“BOING!” said Zebedee, “Time for bed!”
Ah, the childish joys of the Magic Roundabout. by that I mean this Magic Roundabout:
Not this abomination of town planning that the poor people of Swindon have to deal with (as if living in Swindon wasn’t bad enough):
So who amongst my extensive readership has a single clue what I’m rabbiting on about when I talk about Dylan, the pot-smoking hippy rabbit based on Bob Dylan; Ermintrude, the matronly cow; Brian, the simple-minded snail; Douglas, the shaggy dog with a taste for sugar; and Florence, the totty for the younger generation.
I’m sure there was far more of an adult under-current to the series that I was not aware of back in my innocence (or possibly not, but we like to infer a little innuendo as smutty -mined adults).
So in an attempt to ruin your memories of Douglas and co, I will leave you with this revved up version of Jasper Carrot’s Magic Roundabout parody:
“Hello children. It’s a quarter to six. Time for Magic Roundabout…”
“I wonder where Florence is?” said Dougal.
“I’m over here,” said Florence.
“Hello, Florence,” said Dougal.
“Hello, Dougal,” said Florence.
“Hello, Florence and Dougal,” said Zebedee.
“Hello, Zebedee,” said Dougal and Florence.
“Hello, Zebedee, Florence and Dougal,” said Dylan.
“Hello, Dylan,” said Zebedee, Florence and Dougal.
“Dylan,” said Dougal.
“Yes,” said Dylan.
“I wonder if Florence is a virgin?”
“Drops ’em for sure,” said Dylan.
“That’s right enough,” said Zebedee.
“How do you know?” said Dylan. “You’re wound so tight you’ve clearly never had a woman.”
Zebedee ignored Dylan’s slur. “Half of Toytown has enjoyed her horizontal pleasures. Let’s face it, Noddy’s the biggest ram round here and he said he scored when they were in Hector’s house,” said Zebedee. “And Big Ears got his name when she pulled his face in so hard they stretched!”

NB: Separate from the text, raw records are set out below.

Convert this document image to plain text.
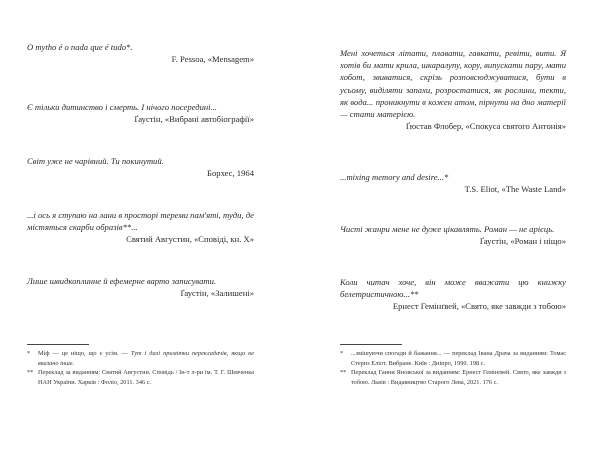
O mytho é o nada que é tudo*.
F. Pessoa, «Mensagem»
Є тільки дитинство і смерть. І нічого посередині...
Ґаустін, «Вибрані автобіографії»
Світ уже не чарівний. Ти покинутий.
Борхес, 1964
...і ось я ступаю на лани в просторі тереми пам'яті, туди, де містяться скарби образів**...
Святий Августин, «Сповіді, кн. X»
Лише швидкоплинне й ефемерне варто записувати.
Ґаустін, «Залишені»
* Міф — це ніщо, що є усім. — Тут і далі примітки перекладачів, якщо не вказано інше.
** Переклад за виданням: Святий Августин. Сповідь / Ін-т л-ри ім. Т. Г. Шевченка НАН України. Харків : Фоліо, 2011. 346 с.
Мені хочеться літати, плавати, гавкати, ревіти, вити. Я хотів би мати крила, шкаралупу, кору, випускати пару, мати хобот, звиватися, скрізь розповсюджуватися, бути в усьому, виділяти запахи, розростатися, як рослини, текти, як вода... проникнути в кожен атом, пірнути на дно матерії — стати матерією.
Ґюстав Флобер, «Спокуса святого Антонія»
...mixing memory and desire...*
T.S. Eliot, «The Waste Land»
Чисті жанри мене не дуже цікавлять. Роман — не арієць.
Ґаустін, «Роман і ніщо»
Коли читач хоче, він може вважати цю книжку белетристичною...**
Ернест Гемінґвей, «Свято, яке завжди з тобою»
* ...змішуючи спогади й бажання... — переклад Івана Драча за виданням: Томас Стернз Еліот. Вибране. Київ : Дніпро, 1990. 198 с.
** Переклад Ганни Яновської за виданням: Ернест Гемінґвей. Свято, яке завжди з тобою. Львів : Видавництво Старого Лева, 2021. 176 с.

“I can hear you,” said Florence. “It s not true. Noddy and I are just good friends. And Big Ears is just a gossip.”
“Rubbish”, said Dougal. “It’s all over the canteen. Everyone knows about you, you brazen hussy.”
“You lousy old flea-bag,” said Florence. “Call yourself a dog? I’ve seen better hair on a lavatory brush!”
“Now look here,” said Zebedee. “Things are getting out of hand. Let’s get back to the story-line!”
“It’s a crummy story anyway,” said Dylan stubbornly.
“No, it’s not,” said Zebedee commandingly.
“Who cares?” said Dylan dejectedly.
“Well, I like it,” said Florence, hopefully.
“Well that’s obvious!” said everybody, cockily.
“Now look,” said Zebedee, “let’s try and get it together.”
“Well, I’m not working for that fat-bat any more,” said Dougal. “I’m off to join the Flowerpot men.”
“Good riddance,” said Florence.
“Knickers!” said Dougal. “If you’ve still got any!”
“Ihat’s no way to talk to a lady,” said Dylan (knowing he’s on to a good thing).
“Some lady!” said Dougal.
“Oh, piss off,” said Dylan.
And so Dougal did, all over Florence.
“Thank you for sticking up for me,” said Florence.
“I’ll stick up for you anytime”, said Dylan, with a smile.
“Cheeky!” said Florence. She fluttered her eyelashes. “You know I’ve had a soft spot for you for a long time.”
“I’ve got just the thing for that soft spot,” said Dylan.
“Where do we go from here?”, said Florence.
And with that, we say “Time for bed” to A to Z for another year.